Well, in James Franco’s case… very, very vain.
Click here for a refresher on that Bruce Vilanch situation. Vilanch has since emailed Franco to explain, say sorry.
And James actually POSTED the apology in its entirety on his Whosay/Twitter. Kinda like announcing to the world: See? Na na na na na na na. I was right all along.
God, when did he become so desperate? And he was just nominated for an Academy Award. He is still getting his share of first looks at scripts. But when faced with criticism, when he hears things he doesn’t want to hear, when not all of his press is positive, suddenly, he starts behaving like a full blown Try.

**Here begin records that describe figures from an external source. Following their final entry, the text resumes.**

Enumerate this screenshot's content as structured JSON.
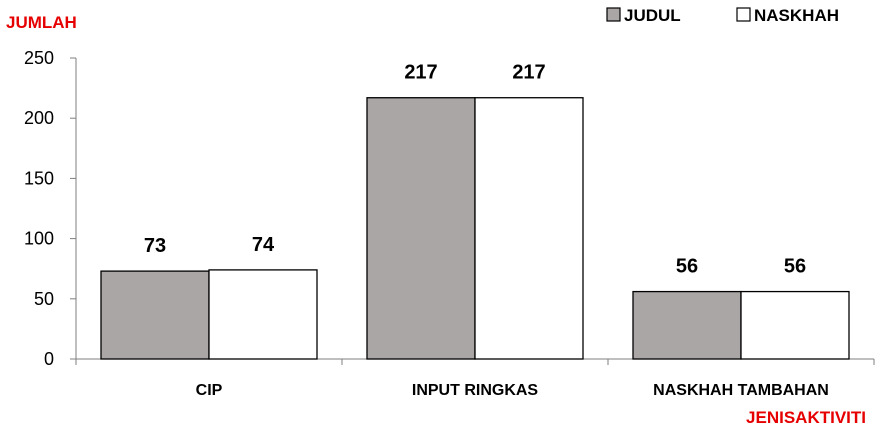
{
  "chart_data": {
    "type": "bar",
    "ylabel": "JUMLAH",
    "xlabel": "JENISAKTIVITI",
    "categories": [
      "CIP",
      "INPUT RINGKAS",
      "NASKHAH TAMBAHAN"
    ],
    "series": [
      {
        "name": "JUDUL",
        "values": [
          73,
          217,
          56
        ],
        "color": "#aaa6a6"
      },
      {
        "name": "NASKHAH",
        "values": [
          74,
          217,
          56
        ],
        "color": "#ffffff"
      }
    ],
    "ylim": [
      0,
      250
    ],
    "yticks": [
      "0",
      "50",
      "100",
      "150",
      "200",
      "250"
    ],
    "grid": false,
    "legend": "top-right",
    "data_labels": true,
    "label_color": "#e60000"
  }
}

It’s embarrassing…
To say nothing of his latest video. Like some kind of homage to himself, highlighting the nobility of his choices, as inspirational music blares in the background…and if we don’t like it, in a year or two, he gets to call it “performance art” or some kind of “creative experiment” to study celebrity and all its various permutations and interpretations….
Which basically makes him a fraud. Because if “performance art” is always going to be his escape hatch for whenever he f-cks up, then how is that in any way well-rounded? Artists are supposed to be challenged. And that’s the problem with James Franco right now. You cannot challenge him. You cannot criticise him. Any opinion of him that isn’t up his ass is automatically dismissed as biased and spiteful.
Fine then Franco. But how will you ever grow?